Overview
The Hadoop Distributed File System (HDFS) is a file system that supports large files and directory structures distributed across hundreds, or even thousands, of commodity DataNode hosts in a cluster. Previously, CTE could only protect directories and files on the local file system rather than the actual HDFS files and directories. Now, CTE can protect HDFS files and directories.
A CipherTrust Manager can:
-
Define an encryption policy for HDFS files and directories in HDFS name space.
-
Selectively encrypt HDFS folders with different keys providing multi-tenancy support.
-
Define user-based I/O access control rules for HDFS files in HDFS name space.

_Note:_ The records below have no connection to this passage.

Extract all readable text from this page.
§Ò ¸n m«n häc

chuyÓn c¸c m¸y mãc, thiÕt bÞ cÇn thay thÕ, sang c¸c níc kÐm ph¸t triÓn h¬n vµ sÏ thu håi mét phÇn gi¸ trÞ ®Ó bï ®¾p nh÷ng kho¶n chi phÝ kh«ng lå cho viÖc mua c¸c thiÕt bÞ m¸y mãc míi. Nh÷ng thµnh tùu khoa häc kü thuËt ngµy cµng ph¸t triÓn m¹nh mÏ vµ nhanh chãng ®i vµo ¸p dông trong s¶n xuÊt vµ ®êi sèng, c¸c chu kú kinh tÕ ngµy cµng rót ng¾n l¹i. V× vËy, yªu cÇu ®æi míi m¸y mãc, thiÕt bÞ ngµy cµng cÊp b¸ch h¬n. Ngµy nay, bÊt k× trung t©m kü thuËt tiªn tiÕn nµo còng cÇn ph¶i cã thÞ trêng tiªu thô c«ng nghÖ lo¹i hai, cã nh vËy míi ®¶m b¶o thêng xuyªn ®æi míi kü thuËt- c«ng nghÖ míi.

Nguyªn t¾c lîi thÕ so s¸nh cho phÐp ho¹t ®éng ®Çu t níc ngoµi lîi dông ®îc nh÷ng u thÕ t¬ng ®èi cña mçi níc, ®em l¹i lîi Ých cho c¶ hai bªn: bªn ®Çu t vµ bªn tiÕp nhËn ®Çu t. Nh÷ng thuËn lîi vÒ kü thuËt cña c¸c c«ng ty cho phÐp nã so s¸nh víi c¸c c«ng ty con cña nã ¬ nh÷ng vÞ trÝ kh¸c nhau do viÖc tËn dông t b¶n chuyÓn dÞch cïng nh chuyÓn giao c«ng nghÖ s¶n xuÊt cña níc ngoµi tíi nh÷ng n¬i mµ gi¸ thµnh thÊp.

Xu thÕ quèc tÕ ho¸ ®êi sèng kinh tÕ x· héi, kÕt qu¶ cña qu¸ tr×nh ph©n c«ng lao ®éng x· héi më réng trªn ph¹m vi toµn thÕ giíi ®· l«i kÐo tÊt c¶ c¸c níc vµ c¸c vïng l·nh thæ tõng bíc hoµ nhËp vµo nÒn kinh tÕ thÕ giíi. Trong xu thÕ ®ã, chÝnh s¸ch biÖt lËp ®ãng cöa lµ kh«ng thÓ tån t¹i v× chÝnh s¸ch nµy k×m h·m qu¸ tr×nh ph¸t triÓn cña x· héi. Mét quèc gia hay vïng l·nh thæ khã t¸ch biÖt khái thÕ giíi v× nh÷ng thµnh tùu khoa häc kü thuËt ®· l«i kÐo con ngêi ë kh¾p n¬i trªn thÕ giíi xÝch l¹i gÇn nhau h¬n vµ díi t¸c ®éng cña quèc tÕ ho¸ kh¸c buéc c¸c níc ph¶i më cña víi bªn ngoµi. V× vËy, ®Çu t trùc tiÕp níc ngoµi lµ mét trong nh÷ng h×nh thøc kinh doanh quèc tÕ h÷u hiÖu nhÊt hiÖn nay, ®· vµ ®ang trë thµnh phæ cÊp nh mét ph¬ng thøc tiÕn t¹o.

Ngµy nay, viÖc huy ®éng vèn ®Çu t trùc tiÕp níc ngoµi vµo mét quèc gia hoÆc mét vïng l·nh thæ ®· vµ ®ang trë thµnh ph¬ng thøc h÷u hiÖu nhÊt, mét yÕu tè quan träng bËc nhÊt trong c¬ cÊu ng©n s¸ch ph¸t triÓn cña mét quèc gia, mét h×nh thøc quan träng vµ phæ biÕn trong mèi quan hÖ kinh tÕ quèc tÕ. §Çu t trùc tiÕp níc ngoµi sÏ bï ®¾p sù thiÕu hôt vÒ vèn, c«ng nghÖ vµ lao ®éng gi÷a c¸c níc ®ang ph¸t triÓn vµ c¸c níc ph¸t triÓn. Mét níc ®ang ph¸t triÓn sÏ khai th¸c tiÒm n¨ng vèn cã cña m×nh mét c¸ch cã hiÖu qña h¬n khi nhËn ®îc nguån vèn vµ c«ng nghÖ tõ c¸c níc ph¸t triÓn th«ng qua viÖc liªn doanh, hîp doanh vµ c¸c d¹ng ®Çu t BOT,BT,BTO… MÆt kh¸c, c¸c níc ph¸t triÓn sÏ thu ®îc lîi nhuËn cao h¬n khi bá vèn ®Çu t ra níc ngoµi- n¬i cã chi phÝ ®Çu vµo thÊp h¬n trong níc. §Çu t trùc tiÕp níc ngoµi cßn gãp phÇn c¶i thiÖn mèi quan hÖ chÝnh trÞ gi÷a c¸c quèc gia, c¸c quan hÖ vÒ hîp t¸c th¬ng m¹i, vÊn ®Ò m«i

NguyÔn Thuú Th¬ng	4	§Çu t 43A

At the heart of an HDFS cluster is the NameNode that provides the framework to support a traditional hierarchical file and directory organization. The NameNode is a master server that manages the HDFS name space and regulates access to files by clients.
HDFS files are split into one or more data blocks that are distributed across DataNode hosts in a cluster. The NameNode maintains the namespace tree and the mapping of data blocks to DataNodes. To deploy CTE, install CTE on all of the NameNode and DataNode hosts in a cluster.
Overview of CTE on HDFS
The following sections list the high-level steps for implementing CTE protection on your HDFS. The process requires that the HDFS Administrator and CipherTrust Manager to work in tandem to complete separate tasks.

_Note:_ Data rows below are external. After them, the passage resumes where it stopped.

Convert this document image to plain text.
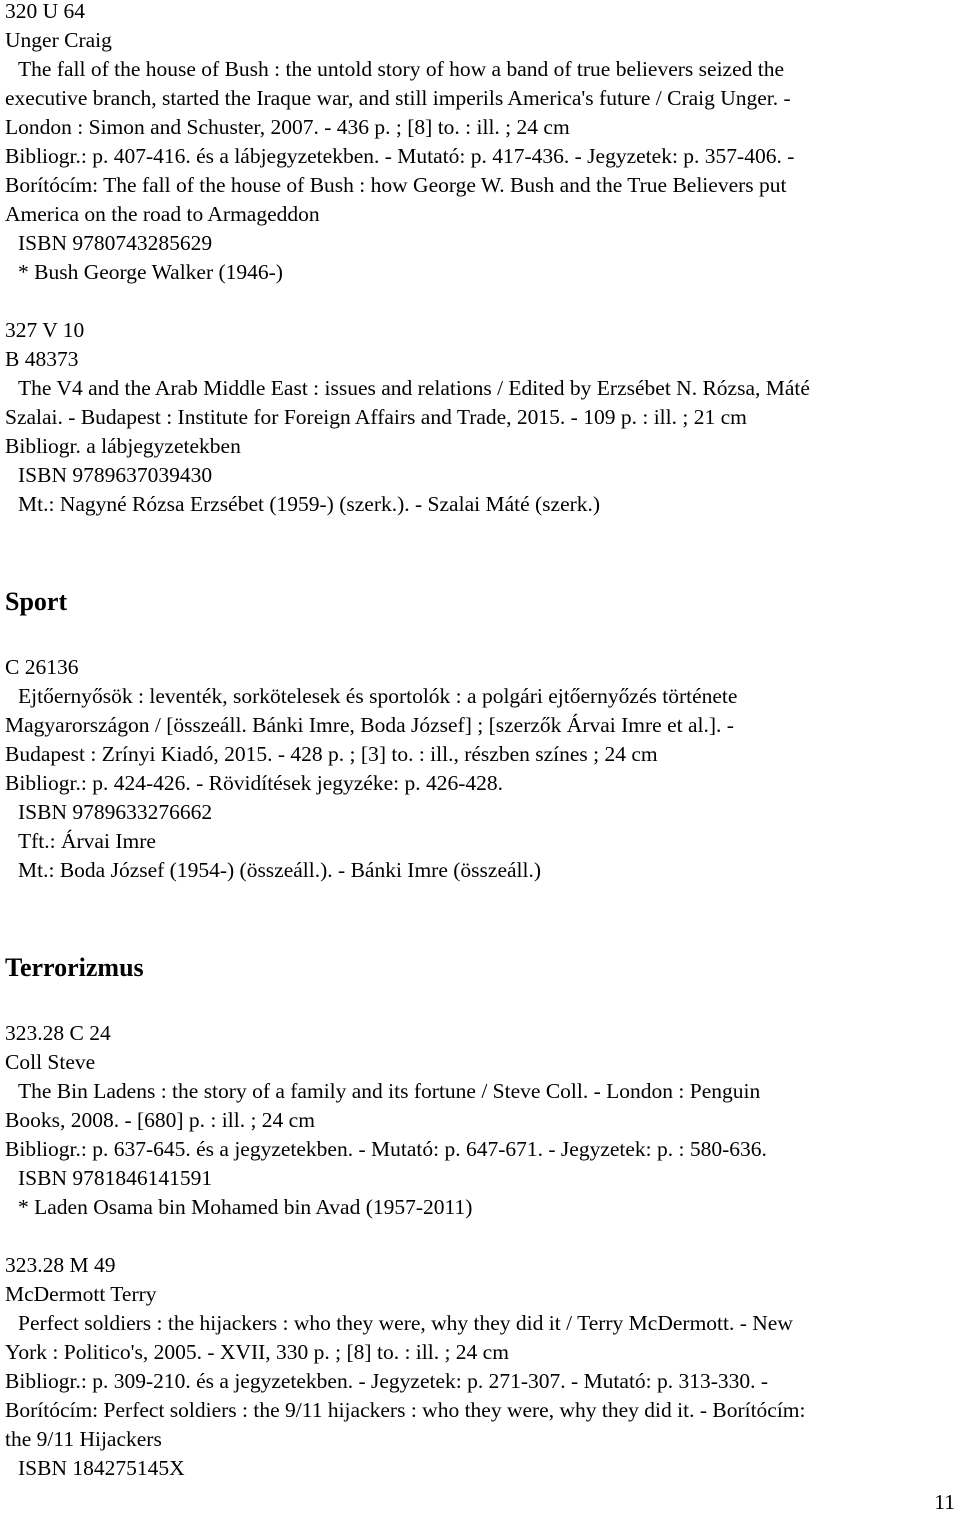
320 U 64
Unger Craig
The fall of the house of Bush : the untold story of how a band of true believers seized the
executive branch, started the Iraque war, and still imperils America's future / Craig Unger. -
London : Simon and Schuster, 2007. - 436 p. ; [8] to. : ill. ; 24 cm
Bibliogr.: p. 407-416. és a lábjegyzetekben. - Mutató: p. 417-436. - Jegyzetek: p. 357-406. -
Borítócím: The fall of the house of Bush : how George W. Bush and the True Believers put
America on the road to Armageddon
ISBN 9780743285629
* Bush George Walker (1946-)
327 V 10
B 48373
The V4 and the Arab Middle East : issues and relations / Edited by Erzsébet N. Rózsa, Máté
Szalai. - Budapest : Institute for Foreign Affairs and Trade, 2015. - 109 p. : ill. ; 21 cm
Bibliogr. a lábjegyzetekben
ISBN 9789637039430
Mt.: Nagyné Rózsa Erzsébet (1959-) (szerk.). - Szalai Máté (szerk.)
Sport
C 26136
Ejtőernyősök : leventék, sorkötelesek és sportolók : a polgári ejtőernyőzés története
Magyarországon / [összeáll. Bánki Imre, Boda József] ; [szerzők Árvai Imre et al.]. -
Budapest : Zrínyi Kiadó, 2015. - 428 p. ; [3] to. : ill., részben színes ; 24 cm
Bibliogr.: p. 424-426. - Rövidítések jegyzéke: p. 426-428.
ISBN 9789633276662
Tft.: Árvai Imre
Mt.: Boda József (1954-) (összeáll.). - Bánki Imre (összeáll.)
Terrorizmus
323.28 C 24
Coll Steve
The Bin Ladens : the story of a family and its fortune / Steve Coll. - London : Penguin
Books, 2008. - [680] p. : ill. ; 24 cm
Bibliogr.: p. 637-645. és a jegyzetekben. - Mutató: p. 647-671. - Jegyzetek: p. : 580-636.
ISBN 9781846141591
* Laden Osama bin Mohamed bin Avad (1957-2011)
323.28 M 49
McDermott Terry
Perfect soldiers : the hijackers : who they were, why they did it / Terry McDermott. - New
York : Politico's, 2005. - XVII, 330 p. ; [8] to. : ill. ; 24 cm
Bibliogr.: p. 309-210. és a jegyzetekben. - Jegyzetek: p. 271-307. - Mutató: p. 313-330. -
Borítócím: Perfect soldiers : the 9/11 hijackers : who they were, why they did it. - Borítócím:
the 9/11 Hijackers
ISBN 184275145X
11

You can keep the HDFS cluster alive a active if you enable HDFS data replication and activate the nodes individually. Following are the high-level steps:
HDFS Administrator
-
Compile a list of directories specified by
dfs.datanode.data.dir
. If these directories do not already exist in the NameNode local file system, create them. -
Pass the directory list to the CipherTrust Manager.
-
Ask CipherTrust Manager to:
-
Add the NameNode to the HDFS host/client group.
-
Create a GuardPoint for the HDFS host/client group on each of these directories.
-
Administrator
-
Create an HDFS host/client group to contain the HDFS nodes.
-
Create a host/client group GuardPoint on each of the datanode directories obtained from the previous step.
-
Add the NameNode to the HDFS host/client group.
HDFS Administrator
-
For each DataNode, take the node offline and perform a data transformation.
-
Ask the Administrator to add the DataNode to the host group. (After the DataNode is added to the host group, it can be brought online.)
-
Repeat this process until all of the nodes have been encrypted and added to the HDFS Host Group.
-
Modify the host group policies to protect specific HDFS files and directories, as needed.